I’m actually more worried about what targeted narrow AI can do.
I'm increasingly worried about the misuse of AI on social media, especially by groups like the Russian Internet Research Agency, or "troll factories." These used to hire young people, paying them to sway public opinion against most Western leaders, boosting far right populist politicians to polarize opinions to weaken the countries, on platforms like YouTube, Twitter, TikTok, Facebook, and Telegram. My Russian father-in-law, who has lived outside of Russia since 1967 but is still deeply influenced by Russian media, finds it hard to recognize Russian state-sponsored fake narratives as what they are. He's no exception. As far as I can tell by channels like 1420 from YouTube and Levada Center studies, 75% of Russians have the same opinions as he does. Despite my efforts, my father-in-law is convinced by these trumped up narratives about impending Ukraine's attack on Russia in 2022 which Russia preemptively avoided, about US nuclear warheads in Ukraine, about Ukraine being run by Nazis, about the US directly controlling the politics in Ukraine and in the EU, about Ukrainians bombing their own people in Donbass for 8 years. He really is struggling to tell apart AI-generated disinformation from actual journalism on YouTube. This issue is exacerbated by the constant stream of Russian propaganda from official channels and the rise of new, anonymous YouTube channels powered by AI that spread the same messages, reinforcing his beliefs about supposed Nazis in Ukraine and US interference in Ukraine and the EU etc. Although the IRA, known for spreading fake news on Western social media, was officially shut down in July, I believe its operations have merely shifted shape and continue under a different guise.
 
Thank you for the article, really gives a reasonable perspective on the current AI frenzy.
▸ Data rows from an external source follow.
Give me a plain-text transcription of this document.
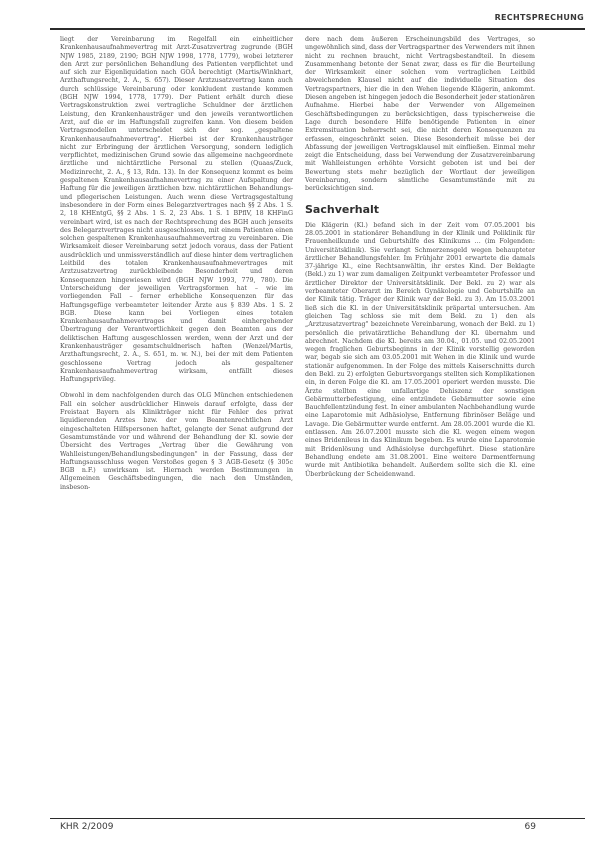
RECHTSPRECHUNG

liegt der Vereinbarung im Regelfall ein einheitlicher Krankenhausaufnahmevertrag mit Arzt-Zusatzvertrag zugrunde (BGH NJW 1985, 2189, 2190; BGH NJW 1998, 1778, 1779), wobei letzterer den Arzt zur persönlichen Behandlung des Patienten verpflichtet und auf sich zur Eigenliquidation nach GOÄ berechtigt (Martis/Winkhart, Arzthaftungsrecht, 2. A., S. 657). Dieser Arztzusatzvertrag kann auch durch schlüssige Vereinbarung oder konkludent zustande kommen (BGH NJW 1994, 1778, 1779). Der Patient erhält durch diese Vertragskonstruktion zwei vertragliche Schuldner der ärztlichen Leistung, den Krankenhausträger und den jeweils verantwortlichen Arzt, auf die er im Haftungsfall zugreifen kann. Von diesem beiden Vertragsmodellen unterscheidet sich der sog. „gespaltene Krankenhausaufnahmevertrag". Hierbei ist der Krankenhausträger nicht zur Erbringung der ärztlichen Versorgung, sondern lediglich verpflichtet, medizinischen Grund sowie das allgemeine nachgeordnete ärztliche und nichtärztliche Personal zu stellen (Quaas/Zuck, Medizinrecht, 2. A., § 13, Rdn. 13). In der Konsequenz kommt es beim gespaltenen Krankenhausaufnahmevertrag zu einer Aufspaltung der Haftung für die jeweiligen ärztlichen bzw. nichtärztlichen Behandlungs- und pflegerischen Leistungen. Auch wenn diese Vertragsgestaltung insbesondere in der Form eines Belegarztvertrages nach §§ 2 Abs. 1 S. 2, 18 KHEntgG, §§ 2 Abs. 1 S. 2, 23 Abs. 1 S. 1 BPflV, 18 KHFinG vereinbart wird, ist es nach der Rechtsprechung des BGH auch jenseits des Belegarztvertrages nicht ausgeschlossen, mit einem Patienten einen solchen gespaltenen Krankenhausaufnahmevertrag zu vereinbaren. Die Wirksamkeit dieser Vereinbarung setzt jedoch voraus, dass der Patient ausdrücklich und unmissverständlich auf diese hinter dem vertraglichen Leitbild des totalen Krankenhausaufnahmevertrages mit Arztzusatzvertrag zurückbleibende Besonderheit und deren Konsequenzen hingewiesen wird (BGH NJW 1993, 779, 780). Die Unterscheidung der jeweiligen Vertragsformen hat – wie im vorliegenden Fall – ferner erhebliche Konsequenzen für das Haftungsgefüge verbeamteter leitender Ärzte aus § 839 Abs. 1 S. 2 BGB. Diese kann bei Vorliegen eines totalen Krankenhausaufnahmevertrages und damit einhergehender Übertragung der Verantwortlichkeit gegen den Beamten aus der deliktischen Haftung ausgeschlossen werden, wenn der Arzt und der Krankenhausträger gesamtschuldnerisch haften (Wenzel/Martis, Arzthaftungsrecht, 2. A., S. 651, m. w. N.), bei der mit dem Patienten geschlossene Vertrag jedoch als gespaltener Krankenhausaufnahmevertrag wirksam, entfällt dieses Haftungsprivileg.

Obwohl in dem nachfolgenden durch das OLG München entschiedenen Fall ein solcher ausdrücklicher Hinweis darauf erfolgte, dass der Freistaat Bayern als Klinikträger nicht für Fehler des privat liquidierenden Arztes bzw. der vom Beamtenrechtlichen Arzt eingeschalteten Hilfspersonen haftet, gelangte der Senat aufgrund der Gesamtumstände vor und während der Behandlung der Kl. sowie der Übersicht des Vertrages „Vertrag über die Gewährung von Wahlleistungen/Behandlungsbedingungen" in der Fassung, dass der Haftungsausschluss wegen Verstoßes gegen § 3 AGB-Gesetz (§ 305c BGB n.F.) unwirksam ist. Hiernach werden Bestimmungen in Allgemeinen Geschäftsbedingungen, die nach den Umständen, insbeson-

dere nach dem äußeren Erscheinungsbild des Vertrages, so ungewöhnlich sind, dass der Vertragspartner des Verwenders mit ihnen nicht zu rechnen braucht, nicht Vertragsbestandteil. In diesem Zusammenhang betonte der Senat zwar, dass es für die Beurteilung der Wirksamkeit einer solchen vom vertraglichen Leitbild abweichenden Klausel nicht auf die individuelle Situation des Vertragspartners, hier die in den Wehen liegende Klägerin, ankommt. Diesen angeben ist hingegen jedoch die Besonderheit jeder stationären Aufnahme. Hierbei habe der Verwender von Allgemeinen Geschäftsbedingungen zu berücksichtigen, dass typischerweise die Lage durch besondere Hilfe benötigende Patienten in einer Extremsituation beherrscht sei, die nicht deren Konsequenzen zu erfassen, eingeschränkt seien. Diese Besonderheit müsse bei der Abfassung der jeweiligen Vertragsklausel mit einfließen. Einmal mehr zeigt die Entscheidung, dass bei Verwendung der Zusatzvereinbarung mit Wahlleistungen erhöhte Vorsicht geboten ist und bei der Bewertung stets mehr bezüglich der Wortlaut der jeweiligen Vereinbarung, sondern sämtliche Gesamtumstände mit zu berücksichtigen sind.

Sachverhalt

Die Klägerin (Kl.) befand sich in der Zeit vom 07.05.2001 bis 28.05.2001 in stationärer Behandlung in der Klinik und Poliklinik für Frauenheilkunde und Geburtshilfe des Klinikums … (im Folgenden: Universitätsklinik). Sie verlangt Schmerzensgeld wegen behaupteter ärztlicher Behandlungsfehler. Im Frühjahr 2001 erwartete die damals 37-jährige Kl., eine Rechtsanwältin, ihr erstes Kind. Der Beklagte (Bekl.) zu 1) war zum damaligen Zeitpunkt verbeamteter Professor und ärztlicher Direktor der Universitätsklinik. Der Bekl. zu 2) war als verbeamteter Oberarzt im Bereich Gynäkologie und Geburtshilfe an der Klinik tätig. Träger der Klinik war der Bekl. zu 3). Am 15.03.2001 ließ sich die Kl. in der Universitätsklinik präpartal untersuchen. Am gleichen Tag schloss sie mit dem Bekl. zu 1) den als „Arztzusatzvertrag" bezeichnete Vereinbarung, wonach der Bekl. zu 1) persönlich die privatärztliche Behandlung der Kl. übernahm und abrechnet. Nachdem die Kl. bereits am 30.04., 01.05. und 02.05.2001 wegen fraglichen Geburtsbeginns in der Klinik vorstellig geworden war, begab sie sich am 03.05.2001 mit Wehen in die Klinik und wurde stationär aufgenommen. In der Folge des mittels Kaiserschnitts durch den Bekl. zu 2) erfolgten Geburtsvorgangs stellten sich Komplikationen ein, in deren Folge die Kl. am 17.05.2001 operiert werden musste. Die Ärzte stellten eine unfallartige Dehiszenz der sonstigen Gebärmutterbefestigung, eine entzündete Gebärmutter sowie eine Bauchfellentzündung fest. In einer ambulanten Nachbehandlung wurde eine Laparotomie mit Adhäsiolyse, Entfernung fibrinöser Beläge und Lavage. Die Gebärmutter wurde entfernt. Am 28.05.2001 wurde die Kl. entlassen. Am 26.07.2001 musste sich die Kl. wegen einem wegen eines Bridenileus in das Klinikum begeben. Es wurde eine Laparotomie mit Bridenlösung und Adhäsiolyse durchgeführt. Diese stationäre Behandlung endete am 31.08.2001. Eine weitere Darmentfernung wurde mit Antibiotika behandelt. Außerdem sollte sich die Kl. eine Überbrückung der Scheidenwand.

KHR 2/2009	69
Nvidia's stock reached a low of $110/share back in the market lows of Oct 2022... it's now an astonishing $725/share. All of it on talk of AI madness. Is it just a big bubble? Time will tell, but ChatGPT was the utility that drove this AI frenzy...was that app really that impressive? I tried it as a teacher to see what my students have access to, and realized it will literally make things up if it doesn't know the answer. Not very impressive and really reigned in my expectations.